Enabling secure cookies for K2 sites
The product uses SSL (HTTPS) when configuring K2 sites (Viewflow, Designer, and SmartForms Runtime sites). If you don't use SSL you run the risk of unencrypted site traffic being intercepted.
If you configure all K2 sites to use SSL (HTTPS), we recommend setting cookies as secure. Using secure cookies prevents sending authentication and other cookies over unencrypted HTTP connections. Enabling secure cookies applies to the following cookies set by K2 sites:
- .K2Auth
- FedAuth
- XSRFCookie
- AspxAutoDetectCookieSupport
Possible errors in mixed-protocol environments
In environments that use both SSL and non-SSL bindings, cookies may be incorrectly set to secure.
For example, suppose that the Designer site is set to HTTP, but the Runtime site is set to HTTPS. Now suppose that you open the runtime site (configured for HTTPS) first and then open the Designer site (configured for HTTP), and you get redirected to the login page. If you are using Windows STS you see a blank page that is stuck in a loop trying to authenticate you. If you are using Forms STS, you are redirected to the login page where you can enter credentials, but you are returned to this page even if you submit valid credentials
If you do encounter these issues you must disable secure cookies.

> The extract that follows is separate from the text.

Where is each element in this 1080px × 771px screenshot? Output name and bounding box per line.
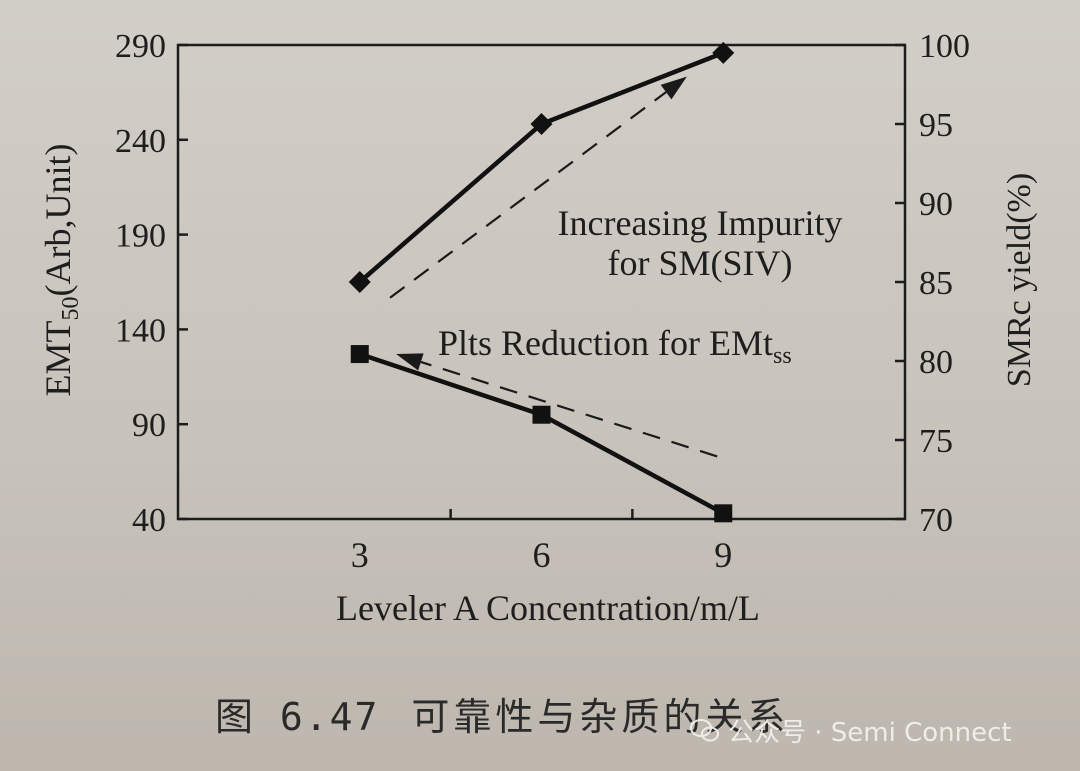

Enable or disable secure cookies
To enable or disable secure cookies, you must change the web.config file in the sections mentioned below, for each K2 site listed below:
- Viewflow: [K2 installation folder]\WebServices\Viewflow\
- Designer: [K2 installation folder]\K2 SmartForms Designer\
- SmartForms Runtime site: [K2 installation folder]\K2 SmartForms Runtime\
Set the requireSSL value to true to enable secure cookies, or set the requireSSL value to false to disable secure cookies:
<system.identityModel.services>
<federationConfiguration>
<cookieHandler requireSsl="true" path="/" />
<authentication mode="Forms">
<forms defaultUrl="Default.aspx" loginUrl="_trust/Login.aspx" requireSSL="true" enableCrossAppRedirects="true" cookieless="AutoDetect" timeout="9000" />
Add or edit the following setting under the <system.web> element:
<system.web>
<httpCookies requireSSL="true"/>
Save the web.config file, clear your browser cache and open the site again. Cookie security should be set according to the configuration you used.
For information on Strict-Transport-Security see the topic K2 Site Configuration.